4. Platform Thinking Beats Point Solutions
MiSalud didn’t set out to be a “diabetes app” or a “mental health solution.”
The company’s north star: coordinate the whole human.
“The healthcare system is incredibly siloed,” Lepe said. “We want one person—a health coach—thinking about your overall health, not just one episode.”
The roadmap reflects this:
Started with physical health (acute + chronic disease management)
Added mental health (recognizing that physical and mental health are inseparable)
Expanding into dental, pediatrics, and women’s health
All coordinated by the same health coach who knows your baseline, your goals, your family situation, and your cultural context.
To support this vision, MiSalud made a controversial decision: to build its own EMR.
“We didn’t build it around billing codes,” Lepe explained. “We built it around longitudinal patient health.”
The system still integrates with Epic and Cerner where needed for care coordination, but the core data model prioritizes patient outcomes over reimbursement logic.
It’s a bet that technology should serve care delivery, not the other way around.
5. Growth Came from Knocking on Doors—Then Letting Survival Speak
MiSalud’s early GTM wasn’t elegant.
“We knocked on a lot of doors,” Lepe said. “Employers, brokers, consultants, payers. Many dismissed us initially.”
What changed? Survival.
“If you’re still around three years later, people start listening.”
The company initially tested B2C during COVID, offering direct-to-consumer telehealth. Early traction looked promising. But churn was brutal.
“We abandoned B2C because the economics didn’t work,” Lepe admitted. “It was only after we committed fully to B2B that we found product-market fit.”
Now, with revenue traction and inbound demand, MiSalud has built a formal sales organization: SDRs, AEs, and broker-led distribution. But that infrastructure came after proving the model, not before.
The lesson for founders: don’t scale distribution until you’ve actually solved the problem.
Why This Matters
Healthcare doesn’t fail for lack of innovation. It fails when solutions ignore:
Who the user actually is (language, culture, literacy, trust dynamics)
How trust gets built (often requiring physical presence before digital works)

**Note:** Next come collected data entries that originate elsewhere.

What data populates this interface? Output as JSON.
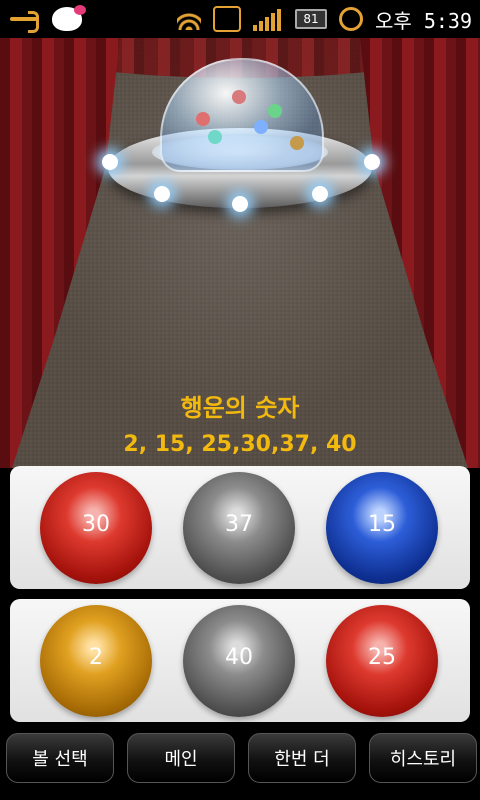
{
  "status_bar": {
    "icons_left": [
      "usb-icon",
      "hello-kitty-icon"
    ],
    "icons_right": [
      "wifi-icon",
      "vibrate-icon",
      "signal-icon",
      "battery-icon",
      "alarm-icon"
    ],
    "battery_level": "81",
    "time": "오후 5:39",
    "accent_color": "#e3a233"
  },
  "main": {
    "title": "행운의 숫자",
    "numbers_text": "2, 15, 25,30,37, 40",
    "text_color": "#f2b90f"
  },
  "balls": {
    "row1": [
      {
        "number": "30",
        "color": "red"
      },
      {
        "number": "37",
        "color": "gray"
      },
      {
        "number": "15",
        "color": "blue"
      }
    ],
    "row2": [
      {
        "number": "2",
        "color": "orange"
      },
      {
        "number": "40",
        "color": "gray"
      },
      {
        "number": "25",
        "color": "red"
      }
    ]
  },
  "buttons": {
    "ball_select": "볼 선택",
    "main": "메인",
    "again": "한번 더",
    "history": "히스토리"
  }
}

What the economics actually incentivize (throughput vs. outcomes)
MiSalud’s lesson is uncomfortable but clear:
If people don’t use your product, your strategy doesn’t matter.

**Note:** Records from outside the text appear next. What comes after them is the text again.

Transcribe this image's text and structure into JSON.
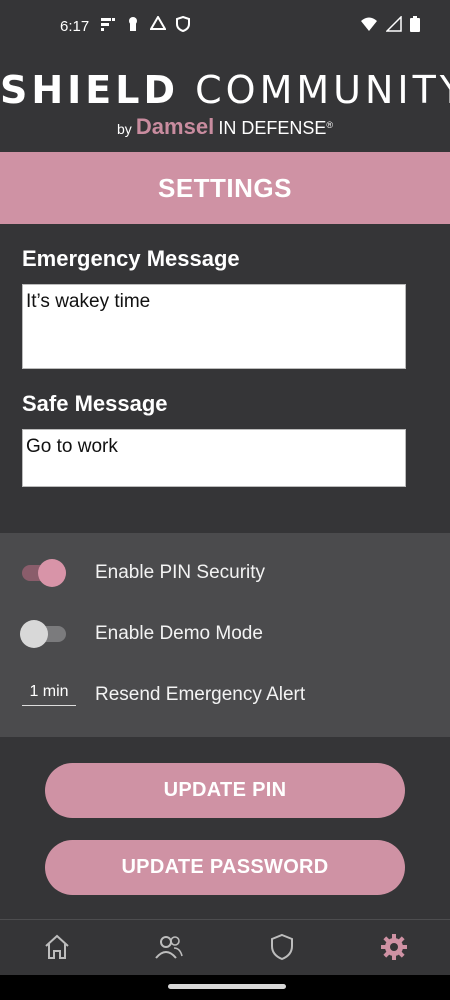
{
  "status_bar": {
    "time": "6:17",
    "icons": [
      "notification-icon",
      "keyhole-icon",
      "recycle-icon",
      "shield-status-icon"
    ],
    "right_icons": [
      "wifi-icon",
      "signal-icon",
      "battery-icon"
    ]
  },
  "logo": {
    "title_bold": "SHIELD",
    "title_thin": "COMMUNITY",
    "by": "by",
    "brand": "Damsel",
    "defense": "IN DEFENSE",
    "reg": "®"
  },
  "header": {
    "title": "SETTINGS"
  },
  "emergency": {
    "label": "Emergency Message",
    "value": "It’s wakey time"
  },
  "safe": {
    "label": "Safe Message",
    "value": "Go to work"
  },
  "options": {
    "pin_security": {
      "label": "Enable PIN Security",
      "enabled": true
    },
    "demo_mode": {
      "label": "Enable Demo Mode",
      "enabled": false
    },
    "resend": {
      "label": "Resend Emergency Alert",
      "interval": "1 min"
    }
  },
  "buttons": {
    "update_pin": "UPDATE PIN",
    "update_password": "UPDATE PASSWORD"
  },
  "nav": {
    "items": [
      "home-icon",
      "community-icon",
      "shield-icon",
      "settings-gear-icon"
    ],
    "active": "settings-gear-icon"
  },
  "colors": {
    "accent": "#cf92a4",
    "background": "#353537",
    "options_panel": "#4b4b4d"
  }
}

And fixing utilization requires far more than a Spanish-language toggle or a culturally diverse stock photo on your landing page.
It requires redesigning care from the ground up—starting with the populations that traditional healthcare has systematically failed.
As MiSalud expands beyond Hispanic populations (25% of consults now happen in English) and into Mexico itself (serving employees on both sides of the border), the model’s potential becomes clear:
Nearshore healthcare isn’t just a cost play. It’s a way to make compassionate care economically sustainable.
And in a system where compassion is usually the first thing sacrificed to margin pressure, that might be the most disruptive innovation of all.
Thanks for reading. Stay healthy,
Rodrigo Hütt


The tortilla anecdote is such a perfect illustration of why cultural alignment matters more than just language. I've seen this play out in other contexts too where people technically speak the same languaeg but completley miss each other because the cultural frame is different. The point about economics enabling compassion rather than just being a nice-to-have is somthing that most startups dont seem to grasp.